On December 3, the chef Calvin Eng opened the Cantonese American restaurant Bonnie’s in Williamsburg. After years spent working at restaurants including Nom Wah Nolita and Win Son, he finally had a place of his own — and it proved to be immediately popular. Then, two hours before service on December 17, Eng decided to shut down his dining room and go takeout only.

“Business was great for those first two weeks, but we decided to pivot as a team,” he explains. “It didn’t seem like a smart or safe thing to put our staff or customers through.”

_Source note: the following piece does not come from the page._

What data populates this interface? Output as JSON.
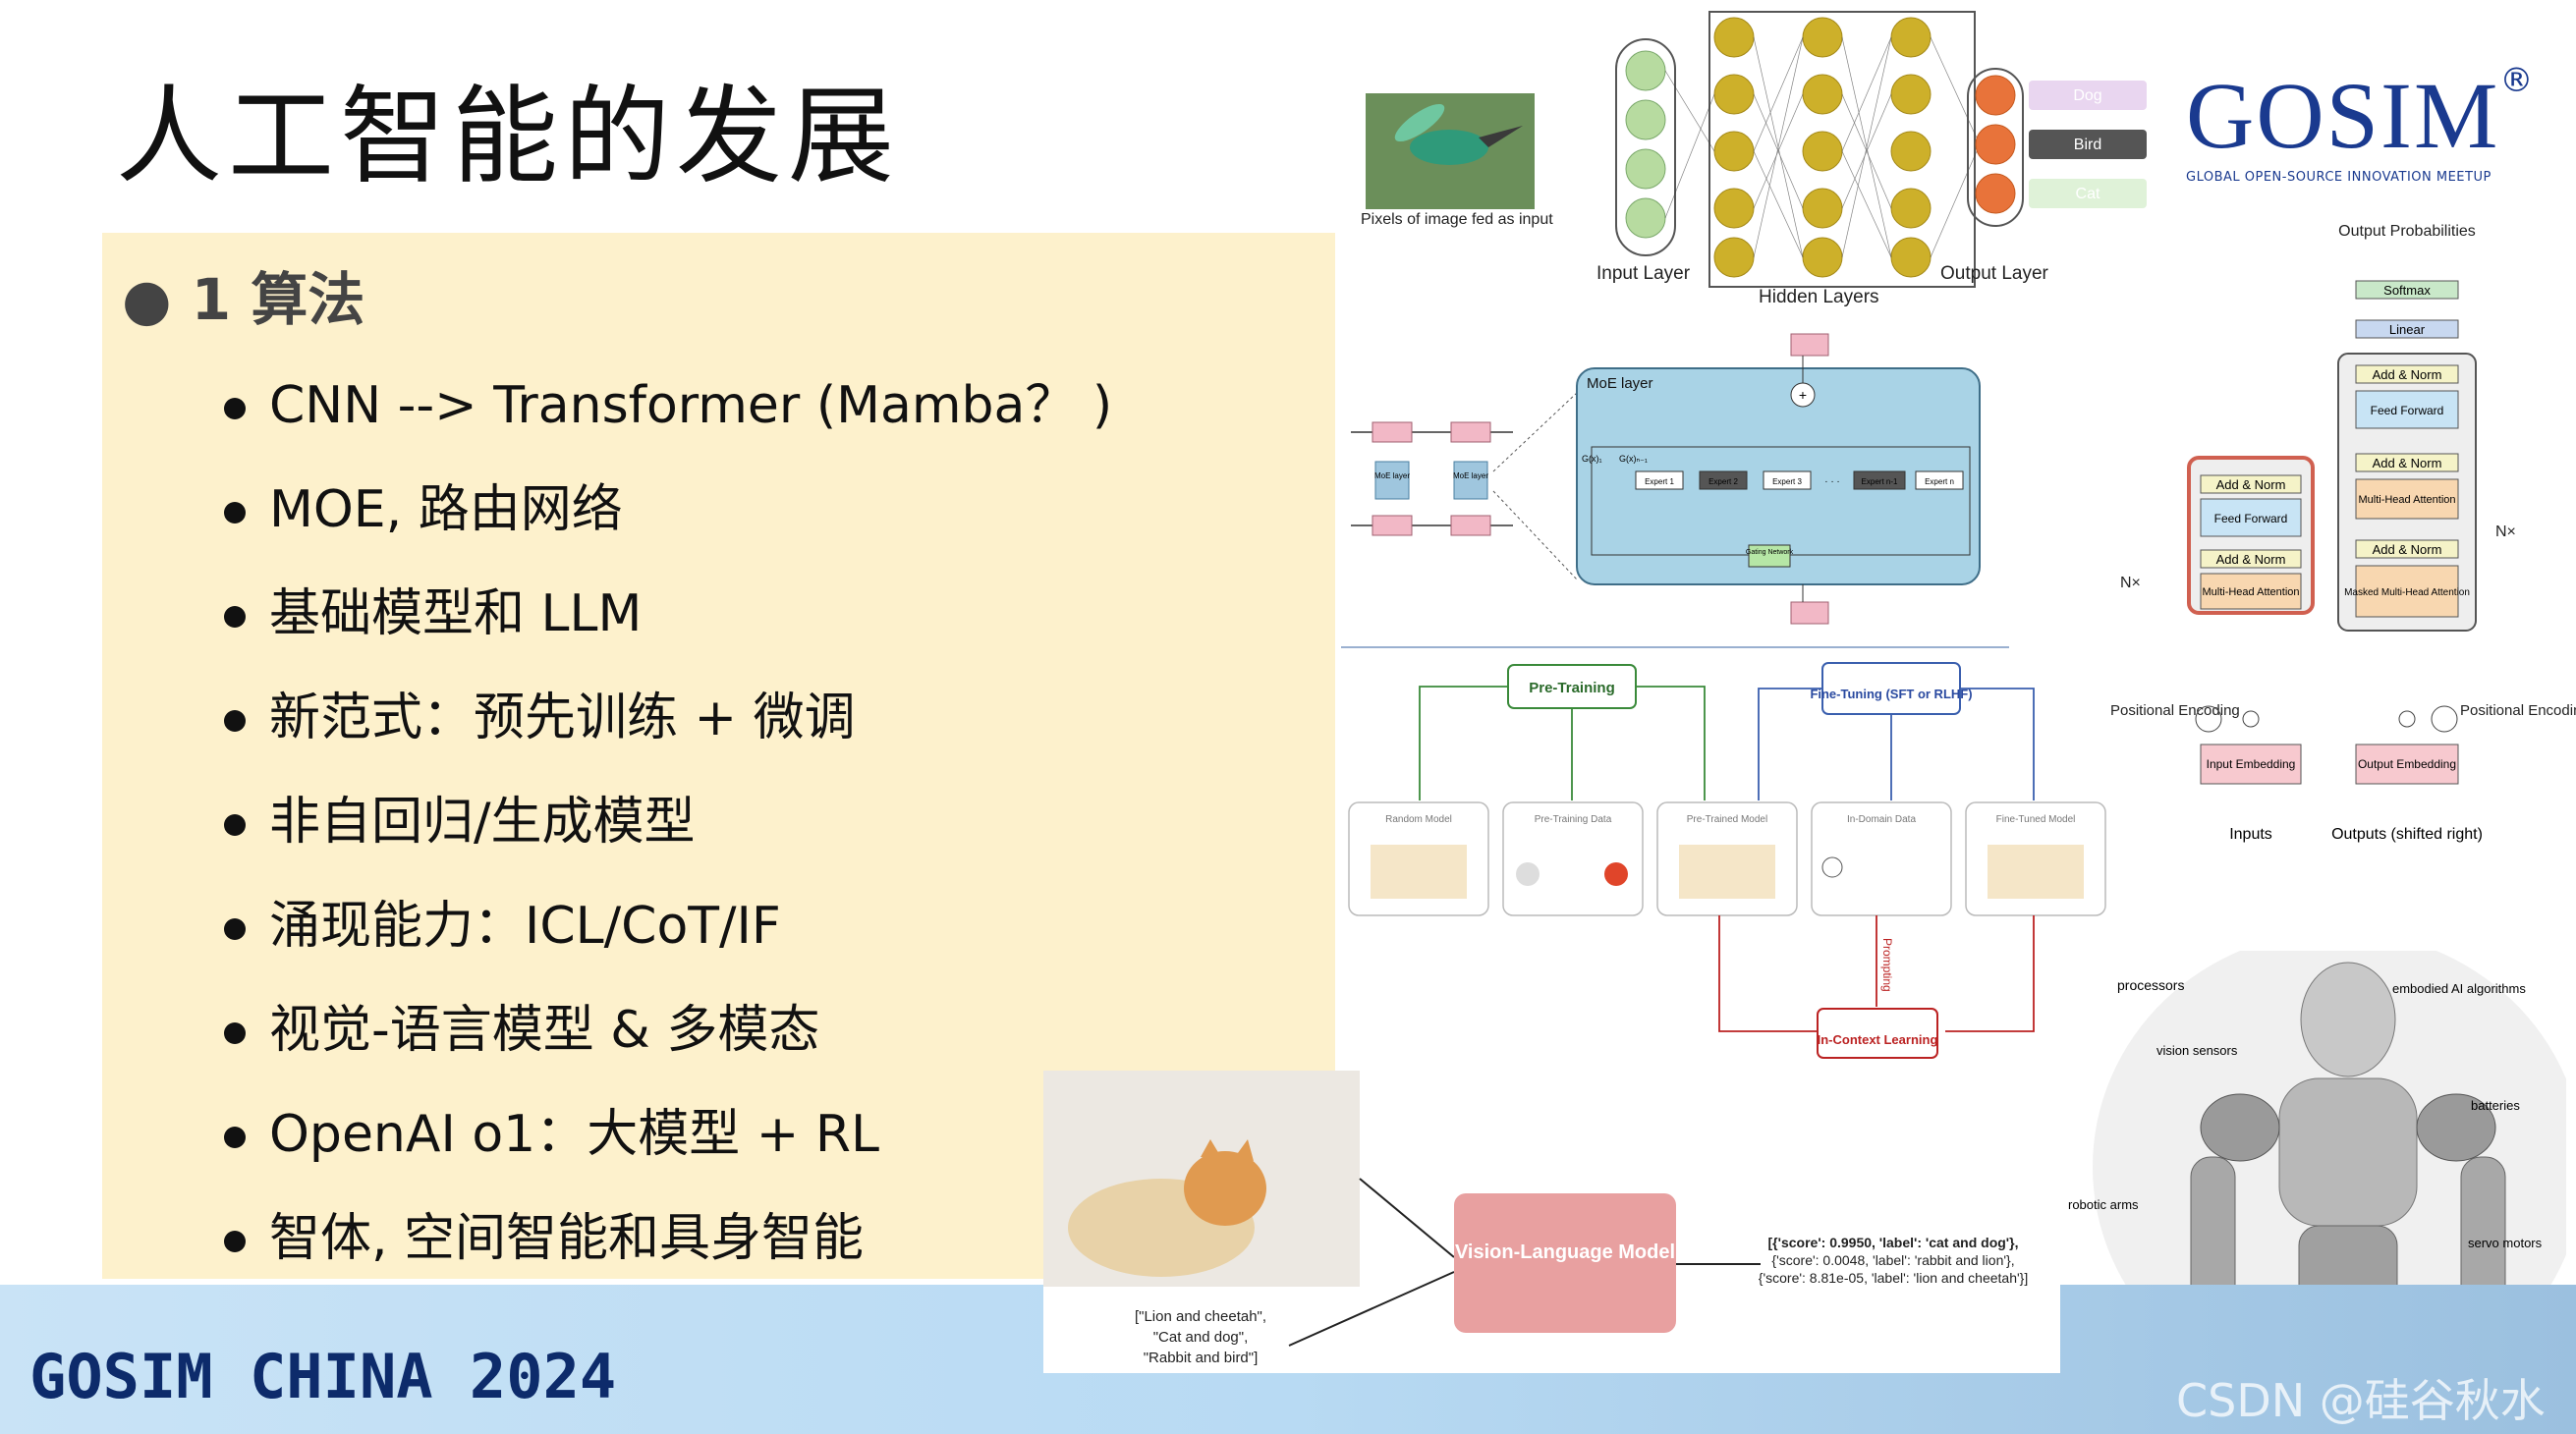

It’s now been a month since Omicron arrived in New York, slamming the restaurant industry with a wave of positive cases and anxiety over how to react. Broadly speaking, business had been good, servers and owners told me, in the weeks leading up to mid-December. Then it dipped, as cases rose and potential customers stopped socializing in advance of seeing older or at-risk relatives over the holidays. As of January 7, reservations on OpenTable were down 38 percent from two years ago. A representative for Resy shared that covers were down in New York last week by roughly 20 percent from the Q4 average, though she added the first week of January is “always slow.”

Some restaurant owners have moved quickly to adapt: At his Prospect Heights restaurant Olmsted, for example, Greg Baxtrom will switch to a tasting-menu format after, he wrote on Instagram, struggling “to offer a consistent, delicious, and safe experience during these ridiculous times.” At Bonnie’s, Eng switched things up too, introducing a “McBonnie’s” menu with with a char siu McRib and a filet-o-fish. (The regular menu, he says, didn’t work well in the takeout format.)

Around the city, over the last few weeks, I’d heard mixed reports about business. Wu’s Wonton King owner Derek Wu says that business is down 40 percent over the last month. “Definitely a ghost town in the Lower East Side,” Matthew, a bartender who works in the neighborhood, texted. But a server said that her restaurant in the same area was doing okay: “Young people restaurants,” this server said, were doing fine.

But that’s not the case everywhere. One Brooklyn server, who asked to remain anonymous, told Grub Street in December that he had nights with only a few tables at the restaurant where he works, and that if this persisted, he would have to move back home. He went from making $757 before taxes the week of December 12 to $576 the following week. The week of Christmas, when he only worked a couple shifts, he made $110. When January 1 came around, he wasn’t able to pay his full rent.

When I popped into the Fly at the beginning of this week, it was the emptiest I’d ever seen it. The restaurant is usually packed; on Monday night, there were only a handful of people inside. Then again, it was 12 degrees outside, and it was a Monday in early January, typically an incredibly slow time for any New York restaurant.